The Florida Tomato Exchange (FTE), which lobbies for state growers, has issued criticism of Mexican counterparts, complaining that they are flooding the US market, dumping fruit and artificially deflating prices for the commodity, which undermines American farmers. “[I]t is not an exaggeration to say that the Florida industry is in an existential crisis,” FTE wrote in its annual report last year, blaming Mexican tomato growers for the Floridian predicament.
The group lobbied the federal government for an investigation into alleged unfair trade practices and called for the Mexican deal’s termination. In February, Florida’s Republican senator Marco Rubio and Republican congressman Ted Yoho sent a bipartisan letter, signed by representatives from Florida and other tomato-producing states, to federal commerce secretary Wilbur Ross urging him to end the agreement.

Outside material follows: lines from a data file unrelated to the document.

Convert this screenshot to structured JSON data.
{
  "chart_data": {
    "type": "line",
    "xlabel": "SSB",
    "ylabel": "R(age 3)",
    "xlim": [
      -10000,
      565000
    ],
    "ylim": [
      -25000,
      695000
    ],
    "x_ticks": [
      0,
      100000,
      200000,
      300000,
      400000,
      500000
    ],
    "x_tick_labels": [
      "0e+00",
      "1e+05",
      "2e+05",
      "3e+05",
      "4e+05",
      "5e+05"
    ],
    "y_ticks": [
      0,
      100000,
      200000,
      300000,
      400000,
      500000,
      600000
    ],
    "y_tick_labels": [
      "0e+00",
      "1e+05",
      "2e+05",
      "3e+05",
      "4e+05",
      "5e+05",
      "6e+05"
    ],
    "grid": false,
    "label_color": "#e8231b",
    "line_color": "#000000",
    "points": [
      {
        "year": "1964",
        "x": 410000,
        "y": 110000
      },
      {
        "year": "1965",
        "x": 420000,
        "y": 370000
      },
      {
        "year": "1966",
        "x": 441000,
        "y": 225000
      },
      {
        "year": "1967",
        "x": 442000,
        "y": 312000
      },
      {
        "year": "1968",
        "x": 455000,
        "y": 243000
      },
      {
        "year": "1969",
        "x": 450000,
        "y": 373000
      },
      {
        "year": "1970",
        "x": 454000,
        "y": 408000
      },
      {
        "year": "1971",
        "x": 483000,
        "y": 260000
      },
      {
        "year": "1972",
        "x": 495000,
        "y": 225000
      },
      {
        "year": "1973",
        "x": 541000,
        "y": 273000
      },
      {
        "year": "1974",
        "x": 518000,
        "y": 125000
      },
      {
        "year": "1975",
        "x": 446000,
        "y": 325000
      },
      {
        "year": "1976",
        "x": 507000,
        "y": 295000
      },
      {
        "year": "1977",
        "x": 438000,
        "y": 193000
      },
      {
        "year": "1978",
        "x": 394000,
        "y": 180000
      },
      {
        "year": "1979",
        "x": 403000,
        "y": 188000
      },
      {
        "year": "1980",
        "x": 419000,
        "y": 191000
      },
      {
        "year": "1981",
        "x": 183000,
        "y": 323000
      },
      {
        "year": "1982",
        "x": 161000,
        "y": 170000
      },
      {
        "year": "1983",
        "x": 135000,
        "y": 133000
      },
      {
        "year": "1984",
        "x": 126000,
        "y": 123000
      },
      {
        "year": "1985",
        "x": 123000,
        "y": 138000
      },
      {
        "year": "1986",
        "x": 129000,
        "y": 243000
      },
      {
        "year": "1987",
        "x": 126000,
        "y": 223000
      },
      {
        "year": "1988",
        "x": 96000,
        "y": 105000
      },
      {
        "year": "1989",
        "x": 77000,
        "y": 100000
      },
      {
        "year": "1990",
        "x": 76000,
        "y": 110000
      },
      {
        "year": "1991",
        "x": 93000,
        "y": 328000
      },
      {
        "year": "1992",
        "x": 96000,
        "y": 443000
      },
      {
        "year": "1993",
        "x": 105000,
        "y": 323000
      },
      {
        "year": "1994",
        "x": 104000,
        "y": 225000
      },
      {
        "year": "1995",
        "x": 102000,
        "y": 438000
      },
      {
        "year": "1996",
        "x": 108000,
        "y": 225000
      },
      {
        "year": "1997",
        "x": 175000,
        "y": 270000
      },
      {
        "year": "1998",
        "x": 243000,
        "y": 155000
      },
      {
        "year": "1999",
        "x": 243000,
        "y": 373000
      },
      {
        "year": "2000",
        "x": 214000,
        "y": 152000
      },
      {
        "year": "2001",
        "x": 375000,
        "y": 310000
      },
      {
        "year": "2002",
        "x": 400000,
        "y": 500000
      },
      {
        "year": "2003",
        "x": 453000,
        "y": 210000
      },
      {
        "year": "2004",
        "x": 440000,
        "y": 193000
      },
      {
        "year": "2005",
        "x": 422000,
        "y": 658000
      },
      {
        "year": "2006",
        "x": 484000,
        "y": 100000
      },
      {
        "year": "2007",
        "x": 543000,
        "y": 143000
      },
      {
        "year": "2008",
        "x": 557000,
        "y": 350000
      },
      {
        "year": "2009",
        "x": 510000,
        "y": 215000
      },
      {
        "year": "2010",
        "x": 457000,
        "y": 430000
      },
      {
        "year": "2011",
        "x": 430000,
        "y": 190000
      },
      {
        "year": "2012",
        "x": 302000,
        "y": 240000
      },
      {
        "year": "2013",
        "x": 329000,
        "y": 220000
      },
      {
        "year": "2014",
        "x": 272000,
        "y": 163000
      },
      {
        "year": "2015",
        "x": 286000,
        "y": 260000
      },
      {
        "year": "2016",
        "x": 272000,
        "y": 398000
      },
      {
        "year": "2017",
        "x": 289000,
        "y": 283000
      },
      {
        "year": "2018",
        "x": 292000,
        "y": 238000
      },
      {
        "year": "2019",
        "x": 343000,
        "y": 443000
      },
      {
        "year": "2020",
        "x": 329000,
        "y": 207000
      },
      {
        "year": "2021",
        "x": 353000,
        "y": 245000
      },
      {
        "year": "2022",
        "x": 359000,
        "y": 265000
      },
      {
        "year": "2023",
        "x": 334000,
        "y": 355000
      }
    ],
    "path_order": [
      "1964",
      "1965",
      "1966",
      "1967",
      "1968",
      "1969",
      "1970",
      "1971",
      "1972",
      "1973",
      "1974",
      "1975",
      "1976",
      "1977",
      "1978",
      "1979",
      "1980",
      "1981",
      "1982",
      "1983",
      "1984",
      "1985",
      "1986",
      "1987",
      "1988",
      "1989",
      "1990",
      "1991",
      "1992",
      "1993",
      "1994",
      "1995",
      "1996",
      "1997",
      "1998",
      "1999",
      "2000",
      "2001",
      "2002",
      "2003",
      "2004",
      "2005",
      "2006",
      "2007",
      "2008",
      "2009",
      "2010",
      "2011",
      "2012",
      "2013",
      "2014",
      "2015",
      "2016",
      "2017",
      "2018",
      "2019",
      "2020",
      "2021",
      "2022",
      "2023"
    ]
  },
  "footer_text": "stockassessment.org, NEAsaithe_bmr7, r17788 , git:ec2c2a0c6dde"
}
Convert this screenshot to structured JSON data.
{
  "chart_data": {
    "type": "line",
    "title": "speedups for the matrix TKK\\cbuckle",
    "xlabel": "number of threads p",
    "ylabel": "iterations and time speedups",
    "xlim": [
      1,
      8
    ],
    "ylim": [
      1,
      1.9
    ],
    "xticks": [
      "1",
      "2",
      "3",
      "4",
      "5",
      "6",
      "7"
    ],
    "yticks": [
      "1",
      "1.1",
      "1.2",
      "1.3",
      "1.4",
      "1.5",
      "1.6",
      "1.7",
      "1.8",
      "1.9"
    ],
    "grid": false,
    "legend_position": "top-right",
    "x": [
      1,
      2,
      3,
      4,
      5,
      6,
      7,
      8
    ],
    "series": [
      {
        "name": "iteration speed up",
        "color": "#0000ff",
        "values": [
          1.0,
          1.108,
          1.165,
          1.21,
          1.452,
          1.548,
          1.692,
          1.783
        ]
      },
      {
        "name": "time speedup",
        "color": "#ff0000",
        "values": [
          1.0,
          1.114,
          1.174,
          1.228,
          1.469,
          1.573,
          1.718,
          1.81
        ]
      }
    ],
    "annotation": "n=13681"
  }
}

This week, Ross gave them what they wanted. “The Department of Commerce remains committed to ensuring that American domestic industries are protected from unfair trading practices,” he said in the agency statement on the deal’s end. But he signaled that a new contract could still come, adding, “We remain optimistic that there will be a negotiated solution.” US authorities will continue to investigate the alleged violations of the deal’s terms while representatives on both sides keep bargaining to renew the Tomato Suspension Agreement.
If the US and Mexico don’t reach an agreement soon, shoppers will probably not feel the squeeze during the summer, when US states produce a lot of tomatoes. But expect to see price hikes during the colder seasons even if there is a new deal. In winter, the market demand for tomatoes, which doesn’t abate, will have to be met with imports from Mexico.
However, Mexican growers may move to other crops in light of recent developments, according to predictions in an agribusiness study out of Arizona State University on the economic effects of canceling the agreement. That could drive prices up by as much as 40%. The cost of tomatoes could climb to nearly double if a natural disaster also impacts American growers at the same time, the report predicts. These findings prompted some to warn that fresh tomato prices for US shoppers will soon “skyrocket,” although much would still have to go wrong before the most dire predictions come true.